The new U.S. Fish and Wildlife Service rules finalized Thursday make it easier to remove or kill prairie dogs if they’re in the way of homes and businesses. The 10-year plan will preserve the species listed as threatened while still allowing for economic development.
The group Friends of Animals said Friday it’s examining the new plan, after previously warning that loosening the protections could be a death warrant for the animals. The prairie dogs are considered key to the ecosystem because their burrows turn up the soil and can be used as homes by other animals. They’re also an important food source for predators.
The changes come after property owners in Cedar City said in a lawsuit that decades-old regulations designed to protect the animals allowed them overrun playgrounds, cemeteries and backyards. The rules forbade doing things that might affect the creatures, including shooting them, moving them or building fences, with few exceptions.

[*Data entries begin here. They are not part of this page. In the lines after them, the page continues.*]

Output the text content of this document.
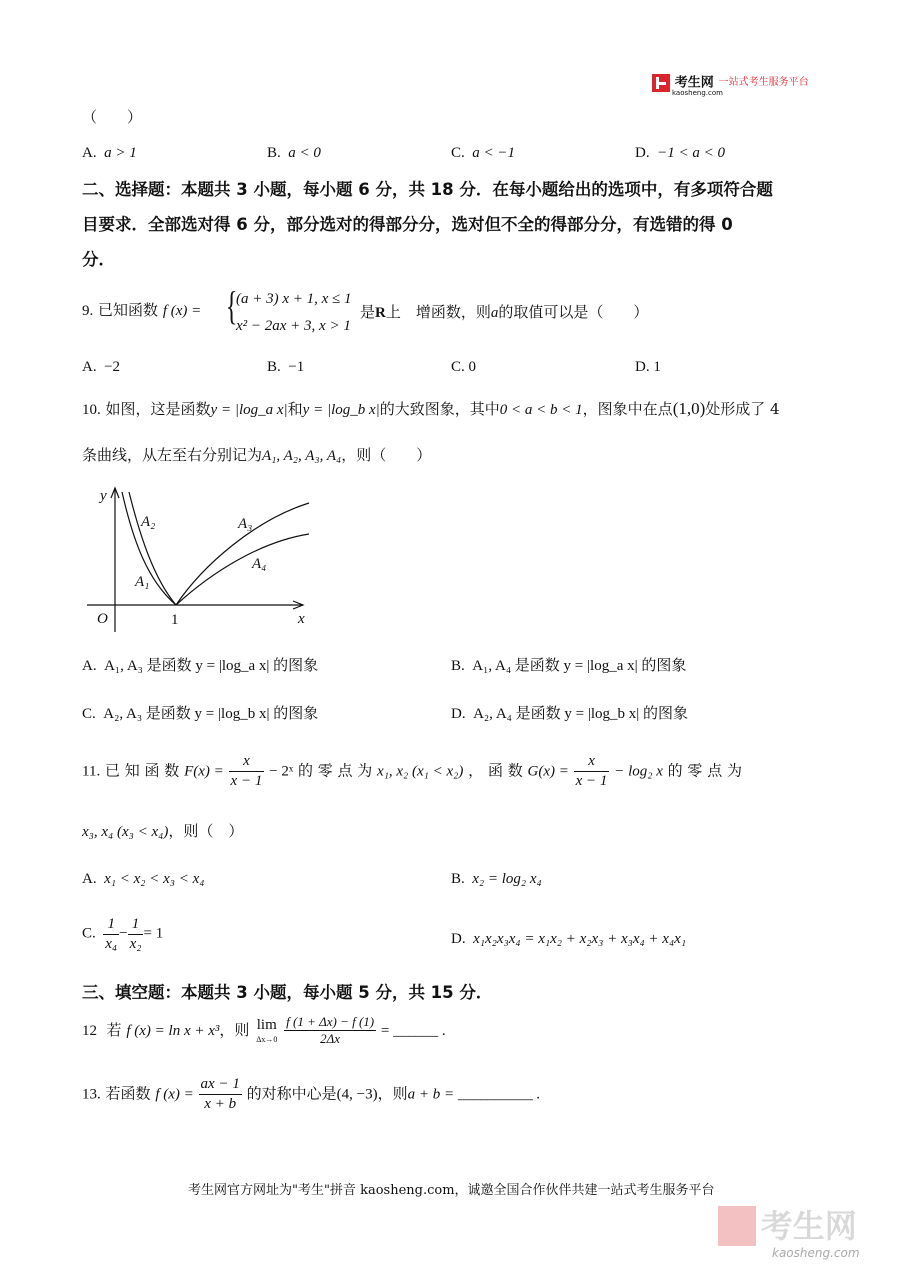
考生网 一站式考生服务平台
kaosheng.com
（　　）
A. a > 1	B. a < 0	C. a < −1	D. −1 < a < 0
二、选择题：本题共 3 小题，每小题 6 分，共 18 分．在每小题给出的选项中，有多项符合题
目要求．全部选对得 6 分，部分选对的得部分分，选对但不全的得部分分，有选错的得 0
分．
9. 已知函数 f (x) = {
(a + 3) x + 1, x ≤ 1
x² − 2ax + 3, x > 1
是R上　增函数，则a的取值可以是（　　）
A. −2	B. −1	C. 0	D. 1
10. 如图，这是函数y = |log_a x|和y = |log_b x|的大致图象，其中0 < a < b < 1，图象中在点(1,0)处形成了 4
条曲线，从左至右分别记为A₁, A₂, A₃, A₄，则（　　）
y
x
O
A₂
A₁
A₃
A₄
1
A. A₁, A₃ 是函数 y = |log_a x| 的图象	B. A₁, A₄ 是函数 y = |log_a x| 的图象
C. A₂, A₃ 是函数 y = |log_b x| 的图象	D. A₂, A₄ 是函数 y = |log_b x| 的图象
11. 已 知 函 数 $F(x) = \frac{x}{x - 1}$ − 2ˣ 的 零 点 为 x₁, x₂ (x₁ < x₂) ， 函 数 $G(x) = \frac{x}{x - 1} - \log_2$ x 的 零 点 为
x₃, x₄ (x₃ < x₄)，则（　）
A. x₁ < x₂ < x₃ < x₄	B. x₂ = log₂ x₄
C. $\frac{1}{\text{x₄}} - \frac{1}{\text{x₂}} = 1$	D. x₁x₂x₃x₄ = x₁x₂ + x₂x₃ + x₃x₄ + x₄x₁
三、填空题：本题共 3 小题，每小题 5 分，共 15 分．
12 若 f (x) = ln x + x³，则 lim
Δx→0
$\frac{f (1 + \Delta x) - f (1)}{2\Delta x}$ = ______ .
13. 若函数 f $(x) = \frac{ax - 1}{x + b}$ 的对称中心是(4, −3)，则a + b = __________ .
考生网官方网址为"考生"拼音 kaosheng.com，诚邀全国合作伙伴共建一站式考生服务平台
考生网
kaosheng.com
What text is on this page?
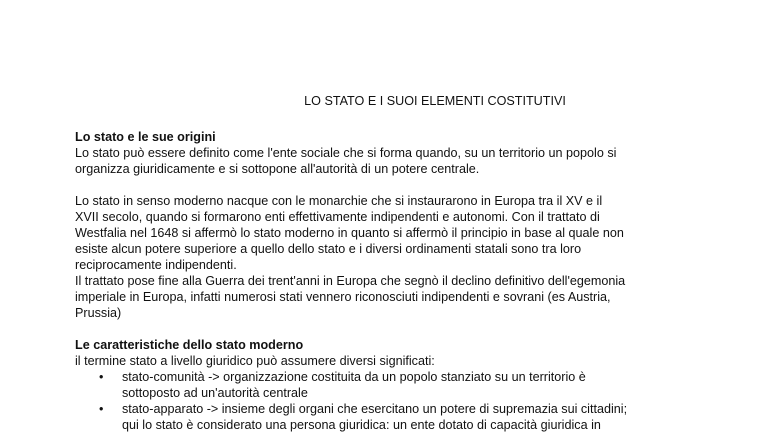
LO STATO E I SUOI ELEMENTI COSTITUTIVI
Lo stato e le sue origini

Lo stato può essere definito come l'ente sociale che si forma quando, su un territorio un popolo si

organizza giuridicamente e si sottopone all'autorità di un potere centrale.

Lo stato in senso moderno nacque con le monarchie che si instaurarono in Europa tra il XV e il

XVII secolo, quando si formarono enti effettivamente indipendenti e autonomi. Con il trattato di

Westfalia nel 1648 si affermò lo stato moderno in quanto si affermò il principio in base al quale non

esiste alcun potere superiore a quello dello stato e i diversi ordinamenti statali sono tra loro

reciprocamente indipendenti.

Il trattato pose fine alla Guerra dei trent'anni in Europa che segnò il declino definitivo dell'egemonia

imperiale in Europa, infatti numerosi stati vennero riconosciuti indipendenti e sovrani (es Austria,

Prussia)

Le caratteristiche dello stato moderno

il termine stato a livello giuridico può assumere diversi significati:

• stato-comunità -> organizzazione costituita da un popolo stanziato su un territorio è
sottoposto ad un'autorità centrale
• stato-apparato -> insieme degli organi che esercitano un potere di supremazia sui cittadini;
qui lo stato è considerato una persona giuridica: un ente dotato di capacità giuridica in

The group calling itself People for the Ethical Treatment of Property Owners won an unusual court victory in 2014 when U.S. District Judge Dee Benson struck down endangered-species act protections because the animals are only found in one state.
Though the group lost the case on appeal, they cheered the new regulations when a draft plan was released in December. The final version is largely the same, Kate Miyamoto said with Fish and Wildlife.
The Utah prairie dog was listed as endangered in the 1970s when their numbers dropped to 2,000 as land was cleared to make room for farming, ranching and housing in the area near Cedar City, about 250 miles (402 kilometers) south of Salt Lake City.
They rebounded under federal protection, and numbered about 26,000 in spring 2015, according to the state tallies. The numbers have fallen somewhat since then, to about 21,000 animals, though state wildlife managers chalk that up to normal ebbs and flows.